There are lots of reasons for this – same performance means more likely to stay together, parts interchangeability means less parts to bring, having both bikes from Suzuki would have made sponsorship a cinch.  As it is Mike has a BMW GSA1200 and I have a Suzuki Vstrom 1000.  They have similar weight and power and according to the wife they’re both just as ugly but that’s about where the similarities end.  So having done with that let’s hope we can keep the rest of the rules

2)  NO RIDING AT NIGHT.  

We took our time coming back in the last leg of this trip and eventually left Segamat just about 1700 to get home. It stormed and on unlit trunk roads with slick slippery oil coated tarmac and the wife on the back rule #2 has been made.

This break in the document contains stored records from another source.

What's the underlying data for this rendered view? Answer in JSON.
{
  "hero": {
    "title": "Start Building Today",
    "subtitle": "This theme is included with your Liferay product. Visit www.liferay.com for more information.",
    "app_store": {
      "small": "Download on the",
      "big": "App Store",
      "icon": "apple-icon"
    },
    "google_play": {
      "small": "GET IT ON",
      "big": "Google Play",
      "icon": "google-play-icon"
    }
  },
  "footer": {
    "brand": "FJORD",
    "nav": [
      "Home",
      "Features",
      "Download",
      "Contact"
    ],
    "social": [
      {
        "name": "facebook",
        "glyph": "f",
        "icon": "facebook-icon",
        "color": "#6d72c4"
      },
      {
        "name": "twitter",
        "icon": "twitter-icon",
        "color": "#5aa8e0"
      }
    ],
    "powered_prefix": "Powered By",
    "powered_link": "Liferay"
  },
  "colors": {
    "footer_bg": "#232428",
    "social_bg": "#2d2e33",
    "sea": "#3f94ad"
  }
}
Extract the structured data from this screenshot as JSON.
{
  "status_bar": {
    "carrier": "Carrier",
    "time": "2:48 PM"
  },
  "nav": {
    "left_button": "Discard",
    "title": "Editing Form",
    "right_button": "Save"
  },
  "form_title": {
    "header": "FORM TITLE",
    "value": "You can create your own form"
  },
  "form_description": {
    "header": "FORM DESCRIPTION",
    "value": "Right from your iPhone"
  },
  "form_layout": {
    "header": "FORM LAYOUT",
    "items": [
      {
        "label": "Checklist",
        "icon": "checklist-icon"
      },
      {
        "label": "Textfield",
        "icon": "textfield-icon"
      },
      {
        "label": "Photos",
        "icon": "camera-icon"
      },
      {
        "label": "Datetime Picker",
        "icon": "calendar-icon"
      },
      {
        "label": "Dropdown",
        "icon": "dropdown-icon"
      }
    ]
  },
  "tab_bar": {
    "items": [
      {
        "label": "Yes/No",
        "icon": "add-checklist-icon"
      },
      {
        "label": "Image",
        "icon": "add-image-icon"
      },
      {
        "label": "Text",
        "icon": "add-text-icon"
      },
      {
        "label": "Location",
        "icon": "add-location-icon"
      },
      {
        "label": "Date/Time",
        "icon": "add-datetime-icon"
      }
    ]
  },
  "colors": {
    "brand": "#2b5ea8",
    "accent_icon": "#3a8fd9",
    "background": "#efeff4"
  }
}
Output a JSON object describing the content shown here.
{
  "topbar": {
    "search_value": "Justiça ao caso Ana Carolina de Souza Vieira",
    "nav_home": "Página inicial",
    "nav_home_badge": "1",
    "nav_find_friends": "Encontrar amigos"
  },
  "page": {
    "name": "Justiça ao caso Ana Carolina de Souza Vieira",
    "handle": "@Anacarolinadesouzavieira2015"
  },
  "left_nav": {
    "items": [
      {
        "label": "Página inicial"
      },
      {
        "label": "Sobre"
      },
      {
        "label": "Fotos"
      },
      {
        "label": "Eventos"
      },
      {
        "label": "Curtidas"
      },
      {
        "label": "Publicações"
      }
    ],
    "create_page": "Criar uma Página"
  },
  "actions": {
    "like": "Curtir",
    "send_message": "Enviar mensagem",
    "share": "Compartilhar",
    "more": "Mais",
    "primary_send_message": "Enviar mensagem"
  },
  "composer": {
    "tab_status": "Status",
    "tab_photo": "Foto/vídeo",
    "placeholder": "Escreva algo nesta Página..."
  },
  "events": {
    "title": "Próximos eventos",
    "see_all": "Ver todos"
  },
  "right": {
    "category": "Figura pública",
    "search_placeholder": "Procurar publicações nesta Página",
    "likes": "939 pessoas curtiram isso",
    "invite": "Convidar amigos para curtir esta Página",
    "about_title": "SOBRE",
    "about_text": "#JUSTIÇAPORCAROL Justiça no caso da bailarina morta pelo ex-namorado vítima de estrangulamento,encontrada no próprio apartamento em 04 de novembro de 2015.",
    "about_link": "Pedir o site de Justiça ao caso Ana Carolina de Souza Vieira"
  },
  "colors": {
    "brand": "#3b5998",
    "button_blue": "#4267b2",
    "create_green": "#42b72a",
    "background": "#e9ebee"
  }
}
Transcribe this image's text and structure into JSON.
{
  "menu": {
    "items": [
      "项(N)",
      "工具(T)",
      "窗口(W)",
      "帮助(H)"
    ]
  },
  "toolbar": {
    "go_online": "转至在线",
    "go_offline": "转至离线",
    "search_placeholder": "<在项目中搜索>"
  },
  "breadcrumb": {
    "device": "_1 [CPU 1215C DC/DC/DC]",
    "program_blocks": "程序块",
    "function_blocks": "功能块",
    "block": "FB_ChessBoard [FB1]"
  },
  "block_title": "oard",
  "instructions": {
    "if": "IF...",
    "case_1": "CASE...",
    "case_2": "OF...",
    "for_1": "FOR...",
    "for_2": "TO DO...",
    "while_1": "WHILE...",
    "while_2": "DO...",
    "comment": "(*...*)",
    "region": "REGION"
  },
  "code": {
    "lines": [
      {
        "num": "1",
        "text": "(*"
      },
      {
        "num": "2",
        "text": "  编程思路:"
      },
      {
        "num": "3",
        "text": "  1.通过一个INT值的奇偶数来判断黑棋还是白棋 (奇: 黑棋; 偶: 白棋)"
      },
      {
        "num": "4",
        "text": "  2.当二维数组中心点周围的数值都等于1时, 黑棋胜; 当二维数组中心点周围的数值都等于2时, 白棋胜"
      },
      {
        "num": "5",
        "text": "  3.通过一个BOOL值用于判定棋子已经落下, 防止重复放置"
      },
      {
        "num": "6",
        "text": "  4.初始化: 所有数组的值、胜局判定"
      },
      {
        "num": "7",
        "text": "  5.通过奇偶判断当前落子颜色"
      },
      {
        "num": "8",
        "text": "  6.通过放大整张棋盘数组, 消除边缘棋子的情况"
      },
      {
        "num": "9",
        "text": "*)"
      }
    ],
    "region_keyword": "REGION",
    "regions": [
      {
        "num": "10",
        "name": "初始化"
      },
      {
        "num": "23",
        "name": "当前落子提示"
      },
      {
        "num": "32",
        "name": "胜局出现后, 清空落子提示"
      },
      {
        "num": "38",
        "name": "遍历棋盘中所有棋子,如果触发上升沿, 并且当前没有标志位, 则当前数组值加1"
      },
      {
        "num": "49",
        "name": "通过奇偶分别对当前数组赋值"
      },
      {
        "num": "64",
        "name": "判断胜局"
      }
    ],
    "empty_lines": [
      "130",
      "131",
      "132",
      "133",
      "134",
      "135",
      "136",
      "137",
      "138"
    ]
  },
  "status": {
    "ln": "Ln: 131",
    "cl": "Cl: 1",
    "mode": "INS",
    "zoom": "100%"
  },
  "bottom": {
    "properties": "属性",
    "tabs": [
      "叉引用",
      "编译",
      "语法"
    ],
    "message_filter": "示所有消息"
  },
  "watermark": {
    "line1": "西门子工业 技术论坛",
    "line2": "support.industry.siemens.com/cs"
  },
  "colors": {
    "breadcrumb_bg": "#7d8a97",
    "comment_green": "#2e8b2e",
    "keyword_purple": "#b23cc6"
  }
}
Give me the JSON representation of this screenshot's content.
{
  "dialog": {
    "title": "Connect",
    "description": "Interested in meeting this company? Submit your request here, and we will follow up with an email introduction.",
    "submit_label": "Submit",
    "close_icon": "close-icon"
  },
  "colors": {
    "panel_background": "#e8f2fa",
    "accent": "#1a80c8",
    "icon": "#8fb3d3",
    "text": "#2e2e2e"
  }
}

Its hard to see where the road ends and where wildlife begins, and hard to see the dividing line from traffic in the opposite direction.  The wind chill was freezing and it did not help to realize this time there was no sunshine to look forward to that could dry us out. 

3) ALL RIDING DAYS ARE EARLY DAYS.

The Long Ride has been organized so that we cover about five riding days a week, usually with at the most two days’ stop except in some exceptional places like Darjeeling, Agra, Kashgar or Samarkand.  The truth is that there will be some places that are very difficult to leave at any time of the day.  The Old Smokehouse in Camerons is one of those places, but it’ll probably always be just a few hours away, unlike some of the places we’ll go to where there is just no likelihood that we will ever see again.
No matter how hard it seems we should get on the road as soon as daylight permits and get on our way.  Late starts tend to get us later and later, riders are less alert after lunchtime, and too much coffee tends to lead to the quick but un – calm response.  Be done with most of the day’s riding by lunch and start looking for a place to hunker down.

4) BE OPEN TO LOCAL KNOWLEDGE

George is the gardener who is partly responsible for the very gardens that made it a difficult place to leave!  We should allow for the serendipitous moment that is the distinctive of all adventures.

While most dates and distances have been studied as part of trip preparations, they should not be fully locked in.  we had initially intended to take the Gua Musang Road from Camerons to the Karak highway and then to Kuantan, but a late start (see rule #3) meant we needed to look for a shorter way to the east coast.  A quick chat and our very helpful hotel staff recommend a newly minted road from Ringlet direct to Kuala Lipis, cutting the distance by about half. (Thank you George and Vivien from the Smokehouse!)